H&M often takes inspiration from the major runway collections. But the retailer runs into hot water when it gets "inspired" by smaller brands, such as Swedish designer and illustrator Camilla Lundsten.
Lundsten, the creator of a children’s book series about Littlephant, which has since spun into a clothing line, found a kids outfit at H&M that looked remarkably similar to her own Littlephant clothes -- a little too similar.
The Wall Street Journal reports that Lundsten reached out to H&M to address the alleged ripoff, but had trouble getting a response from the store. So she took to Instagram, posting the following photo of her own pieces alongside H&M's:
After several days, she finally heard back. "They apologized and said that the inspiration had come too close to the original. And they said they'd withdraw the collection immediately," Lundsten told the Wall Street Journal. But that doesn't make up for the time the clothing was sitting on the shelves. "They've been selling this collection for a month, I'm sure they've made good money on this," she said. "I you take somebody’s design, especially a small designer like myself you’re supposed to get royalties."
That's the argument made by Tori LaConsay, another artist who saw her original work pop up at H&M. Back in January 2012, LaConsay realized that two cutesy graphics she originally designed for a neighborhood billboard in Atlanta -- one reading "You Look Nice Today" and another one with "I'm So Happy You're Here" -- were being emblazoned on shirts, bags and doormats at H&M. At first H&M denied ripping off her work, but eventually relented and agreed to donate $3,000 to organizations in the Atlanta area where LaConsay's original designs had hung.
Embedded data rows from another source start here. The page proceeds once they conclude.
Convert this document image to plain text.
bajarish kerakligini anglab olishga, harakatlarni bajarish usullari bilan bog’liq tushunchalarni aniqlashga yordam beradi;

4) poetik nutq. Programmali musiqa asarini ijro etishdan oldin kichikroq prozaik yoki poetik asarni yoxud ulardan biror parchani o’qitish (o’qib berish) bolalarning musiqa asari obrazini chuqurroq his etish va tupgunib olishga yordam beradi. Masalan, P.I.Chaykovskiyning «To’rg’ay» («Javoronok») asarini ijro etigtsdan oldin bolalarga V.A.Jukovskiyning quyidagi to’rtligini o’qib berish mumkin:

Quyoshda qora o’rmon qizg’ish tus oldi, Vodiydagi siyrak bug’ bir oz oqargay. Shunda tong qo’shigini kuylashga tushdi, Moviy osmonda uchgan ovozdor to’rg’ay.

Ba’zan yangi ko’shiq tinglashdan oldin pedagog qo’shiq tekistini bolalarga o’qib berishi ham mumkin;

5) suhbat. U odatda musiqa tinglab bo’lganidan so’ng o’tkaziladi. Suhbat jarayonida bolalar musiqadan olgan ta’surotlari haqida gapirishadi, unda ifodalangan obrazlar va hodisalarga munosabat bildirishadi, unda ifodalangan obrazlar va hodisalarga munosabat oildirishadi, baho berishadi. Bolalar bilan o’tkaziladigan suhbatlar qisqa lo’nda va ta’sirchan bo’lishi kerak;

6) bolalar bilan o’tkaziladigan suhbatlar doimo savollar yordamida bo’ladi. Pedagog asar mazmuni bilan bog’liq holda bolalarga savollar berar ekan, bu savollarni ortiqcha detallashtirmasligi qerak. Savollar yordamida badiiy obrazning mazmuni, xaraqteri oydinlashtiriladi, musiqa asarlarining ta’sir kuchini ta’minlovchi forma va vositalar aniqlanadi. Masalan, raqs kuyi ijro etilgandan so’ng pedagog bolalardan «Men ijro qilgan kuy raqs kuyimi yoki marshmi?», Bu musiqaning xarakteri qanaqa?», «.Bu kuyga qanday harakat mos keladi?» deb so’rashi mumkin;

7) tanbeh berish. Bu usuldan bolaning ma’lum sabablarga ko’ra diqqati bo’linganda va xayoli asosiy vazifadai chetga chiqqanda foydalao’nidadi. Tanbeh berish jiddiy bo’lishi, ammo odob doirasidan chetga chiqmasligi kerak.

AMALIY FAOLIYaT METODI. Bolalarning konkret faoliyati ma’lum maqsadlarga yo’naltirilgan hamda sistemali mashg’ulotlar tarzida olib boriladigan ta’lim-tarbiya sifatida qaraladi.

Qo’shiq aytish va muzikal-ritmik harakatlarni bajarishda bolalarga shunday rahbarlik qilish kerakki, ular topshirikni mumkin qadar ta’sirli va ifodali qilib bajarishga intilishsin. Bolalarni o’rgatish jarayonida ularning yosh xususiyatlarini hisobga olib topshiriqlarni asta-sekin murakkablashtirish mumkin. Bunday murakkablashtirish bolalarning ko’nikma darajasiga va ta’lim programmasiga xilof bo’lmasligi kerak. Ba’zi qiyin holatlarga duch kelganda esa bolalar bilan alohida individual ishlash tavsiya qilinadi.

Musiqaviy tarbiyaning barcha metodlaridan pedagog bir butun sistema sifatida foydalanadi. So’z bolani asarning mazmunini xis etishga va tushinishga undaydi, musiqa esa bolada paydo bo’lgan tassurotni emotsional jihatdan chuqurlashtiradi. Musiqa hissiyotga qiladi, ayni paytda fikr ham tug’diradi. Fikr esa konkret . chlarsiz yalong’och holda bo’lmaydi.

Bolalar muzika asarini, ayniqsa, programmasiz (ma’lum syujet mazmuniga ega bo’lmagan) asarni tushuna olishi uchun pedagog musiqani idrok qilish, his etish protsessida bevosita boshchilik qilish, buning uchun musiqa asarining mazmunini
And as recently as this past August, photographer Estevan Oriol called out H&M for using his 1995 photograph, "L.A. Fingers," on women's tops without his permission -- and certainly without paying him royalties. So he filed a suit asking for unspecified damages.
H&M has pulled the recent children's clothing in question, but you wonder when it will really learn. Somehow, we doubt this is the last tiff between an artist and the retail giant we'll be seeing.